L’homme de sciences.
Par sa naissance, Gustave Flourens [1] appartient au milieu aisé de l’élite parisienne. Son père, Pierre Flourens, un temps député et pair de France, est un physiologiste renommé, professeur au Muséum et au Collège de France.Après des études brillantes en lettres et en sciences, il est autorisé, à 25 ans, à suppléer son père dans sa chaire d’histoire naturelle. Très suivis, ses cours matérialistes et athées sont rapidement interrompus par le pouvoir bonapartiste. Ils sont néanmoins publiés sous le titre Histoire de l’Homme, tandis qu’il a rejoint l’Angleterre, puis la Belgique où il est un conférencier recherché.
Le révolutionnaire.
Idéaliste, il s’enthousiasme pour les mouvements de libération nationale que connaît l’Europe et s’engage très tôt dans le combat révolutionnaire sans frontières. Déjà en 1863, il est parti en Pologne, attiré par le soulèvement anti-tsariste. Mais, lassé des luttes partisanes, il écourte son séjour.
C’est en Grèce, en 1866-1868, que se forge son image de combattant intrépide. Au sein d’un groupe de volontaires, il participe à la rébellion victorieuse contre la domination turque en Crète, qu’il représente ensuite à Athènes. En route, il était entré en maçonnerie à L’Union d’Orient, à Constantinople.
De retour à Paris, il se lance, auréolé de prestige, dans le mouvement d’opposition engagé contre l’Empire. Chroniqueur militaire à La Marseillaise d’H. Rochefort, il est surtout un homme d’action, favorable au coup de force comme Blanqui dont il est proche. Il tente ainsi de fomenter la révolte lors des obsèques de Victor Noir en janvier 1870.Pourchassé, il repart en exil et revient à Paris au début du siège.
À Belleville où il vit, il est désigné chef des bataillons. À leur tête, il conduit, avec Gabriel Ranvier, l’insurrection du 31 octobre à l’Hôtel-de-Ville contre le gouvernement de Défense Nationale que dirige le général Trochu.

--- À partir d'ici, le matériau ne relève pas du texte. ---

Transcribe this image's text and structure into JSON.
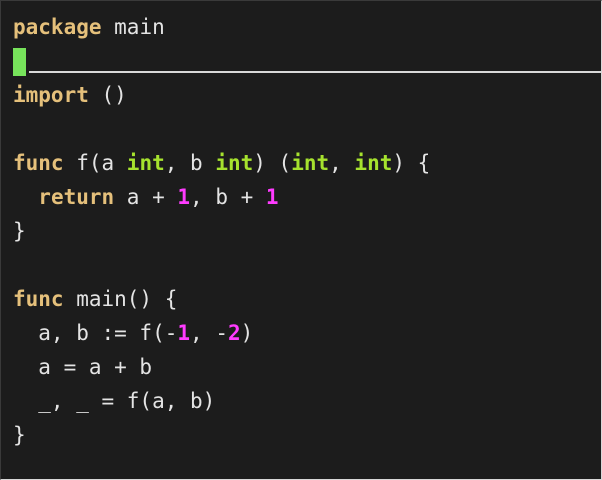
{
  "editor": {
    "lines": [
      [
        {
          "t": "package",
          "c": "kw"
        },
        {
          "t": " main",
          "c": "tx"
        }
      ],
      [
        {
          "cursor": true
        }
      ],
      [
        {
          "t": "import",
          "c": "kw"
        },
        {
          "t": " ()",
          "c": "tx"
        }
      ],
      [],
      [
        {
          "t": "func",
          "c": "kw"
        },
        {
          "t": " f(a ",
          "c": "tx"
        },
        {
          "t": "int",
          "c": "ty"
        },
        {
          "t": ", b ",
          "c": "tx"
        },
        {
          "t": "int",
          "c": "ty"
        },
        {
          "t": ") (",
          "c": "tx"
        },
        {
          "t": "int",
          "c": "ty"
        },
        {
          "t": ", ",
          "c": "tx"
        },
        {
          "t": "int",
          "c": "ty"
        },
        {
          "t": ") {",
          "c": "tx"
        }
      ],
      [
        {
          "t": "  ",
          "c": "tx"
        },
        {
          "t": "return",
          "c": "kw"
        },
        {
          "t": " a + ",
          "c": "tx"
        },
        {
          "t": "1",
          "c": "num"
        },
        {
          "t": ", b + ",
          "c": "tx"
        },
        {
          "t": "1",
          "c": "num"
        }
      ],
      [
        {
          "t": "}",
          "c": "tx"
        }
      ],
      [],
      [
        {
          "t": "func",
          "c": "kw"
        },
        {
          "t": " main() {",
          "c": "tx"
        }
      ],
      [
        {
          "t": "  a, b := f(-",
          "c": "tx"
        },
        {
          "t": "1",
          "c": "num"
        },
        {
          "t": ", -",
          "c": "tx"
        },
        {
          "t": "2",
          "c": "num"
        },
        {
          "t": ")",
          "c": "tx"
        }
      ],
      [
        {
          "t": "  a = a + b",
          "c": "tx"
        }
      ],
      [
        {
          "t": "  _, _ = f(a, b)",
          "c": "tx"
        }
      ],
      [
        {
          "t": "}",
          "c": "tx"
        }
      ]
    ]
  },
  "colors": {
    "background": "#1c1c1c",
    "keyword": "#e5c07b",
    "type": "#a6e22e",
    "number": "#ff3bff",
    "text": "#e4e4e4",
    "cursor": "#77e35b"
  }
}
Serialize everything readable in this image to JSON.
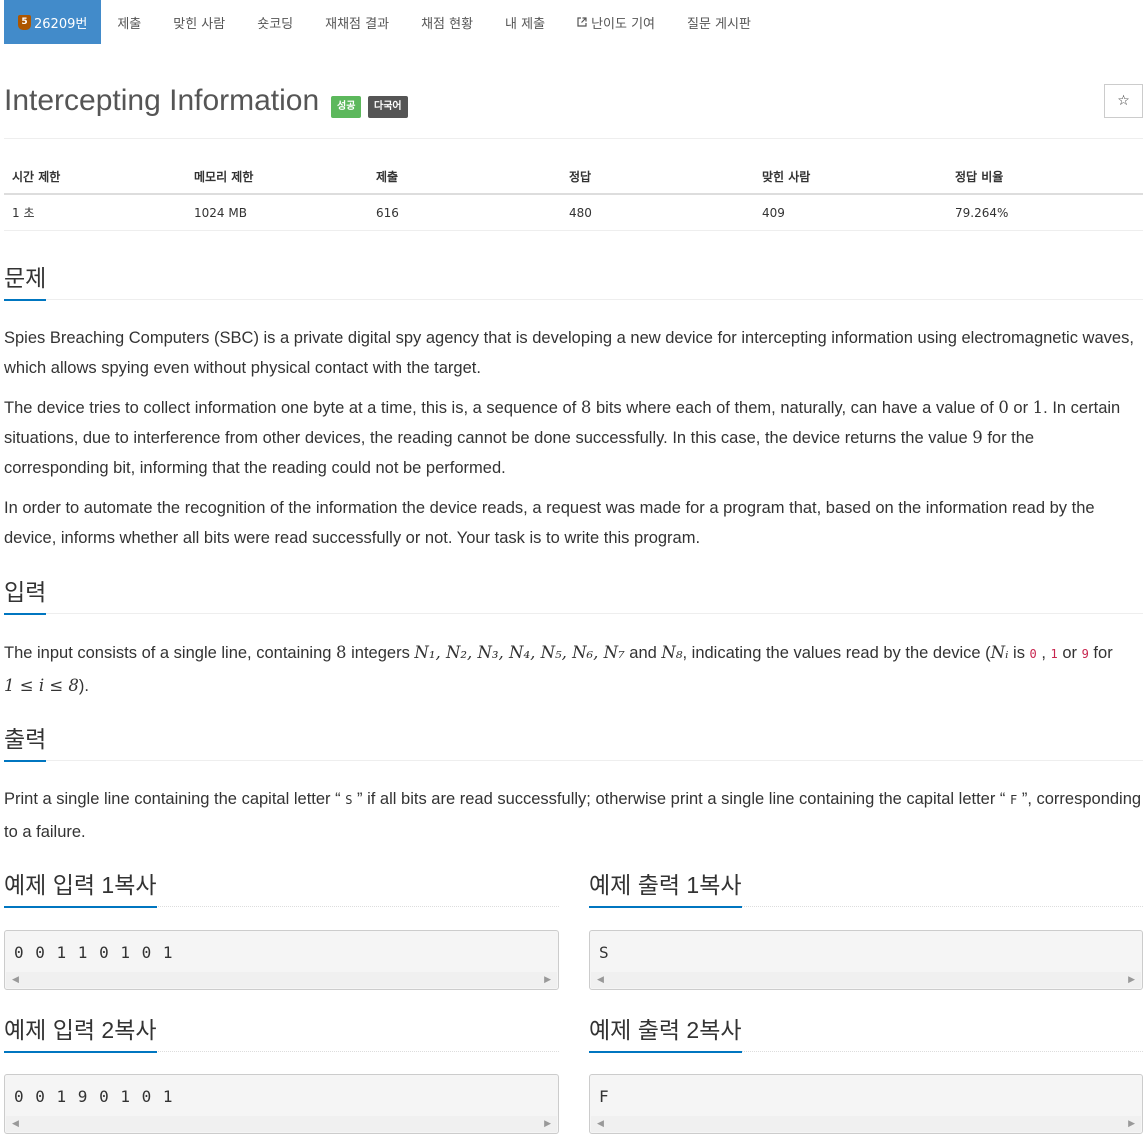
{
  "nav": {
    "problem_id": "26209번",
    "tier": "5",
    "items": [
      "제출",
      "맞힌 사람",
      "숏코딩",
      "재채점 결과",
      "채점 현황",
      "내 제출",
      "난이도 기여",
      "질문 게시판"
    ]
  },
  "problem": {
    "title": "Intercepting Information",
    "labels": [
      "성공",
      "다국어"
    ],
    "star": "☆"
  },
  "info": {
    "headers": [
      "시간 제한",
      "메모리 제한",
      "제출",
      "정답",
      "맞힌 사람",
      "정답 비율"
    ],
    "values": [
      "1 초",
      "1024 MB",
      "616",
      "480",
      "409",
      "79.264%"
    ]
  },
  "sections": {
    "problem": "문제",
    "input": "입력",
    "output": "출력"
  },
  "statement": {
    "p1": "Spies Breaching Computers (SBC) is a private digital spy agency that is developing a new device for intercepting information using electromagnetic waves, which allows spying even without physical contact with the target.",
    "p2a": "The device tries to collect information one byte at a time, this is, a sequence of ",
    "p2_n8": "8",
    "p2b": " bits where each of them, naturally, can have a value of ",
    "p2_0": "0",
    "p2c": " or ",
    "p2_1": "1",
    "p2d": ". In certain situations, due to interference from other devices, the reading cannot be done successfully. In this case, the device returns the value ",
    "p2_9": "9",
    "p2e": " for the corresponding bit, informing that the reading could not be performed.",
    "p3": "In order to automate the recognition of the information the device reads, a request was made for a program that, based on the information read by the device, informs whether all bits were read successfully or not. Your task is to write this program."
  },
  "input_text": {
    "a": "The input consists of a single line, containing ",
    "n8": "8",
    "b": " integers ",
    "vars": "N₁, N₂, N₃, N₄, N₅, N₆, N₇",
    "and": " and ",
    "n8var": "N₈",
    "c": ", indicating the values read by the device (",
    "ni": "Nᵢ",
    "is": " is ",
    "v0": "0",
    "comma": " , ",
    "v1": "1",
    "or": " or ",
    "v9": "9",
    "for": " for",
    "range": "1 ≤ i ≤ 8",
    "end": ")."
  },
  "output_text": {
    "a": "Print a single line containing the capital letter “ ",
    "s": "S",
    "b": " ” if all bits are read successfully; otherwise print a single line containing the capital letter “ ",
    "f": "F",
    "c": " ”, corresponding to a failure."
  },
  "samples": {
    "copy": "복사",
    "in1_title": "예제 입력 1",
    "out1_title": "예제 출력 1",
    "in2_title": "예제 입력 2",
    "out2_title": "예제 출력 2",
    "in1": "0 0 1 1 0 1 0 1",
    "out1": "S",
    "in2": "0 0 1 9 0 1 0 1",
    "out2": "F"
  }
}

Le soulèvement maté, il est incarcéré à Mazas d’où il est délivré en janvier 1871 par ses troupes, menées par son compagnon d’armes italien en Crète, Amilcare Cipriani [2].
Le « martyr de la liberté ».
Élu largement par le XXe arrondissement lors des élections à la Commune, il opte naturellement pour la Commission militaire et se consacre à la conduite des opérations contre l’armée versaillaise.
Nommé général, il participe, à la tête de la XXe légion, sous les ordres de Bergeret, à la sortie désastreuse sur Versailles du 3 avril.
Réfugié dans une auberge, près de Chatou, après avoir assuré la retraite de ses troupes, il est surpris par des gendarmes qui le tuent froidement.Inhumé dans l’intimité au Père-Lachaise, le héros martyr suscite aussitôt un culte.
Son livre testament, Paris livré, est un gros succès de librairie et en hommage, un corps franc illustre se baptise les « Vengeurs de Flourens ».
La légende s’est néanmoins vite estompée, au point que son rôle dans le mouvement communaliste est encore souvent ignoré.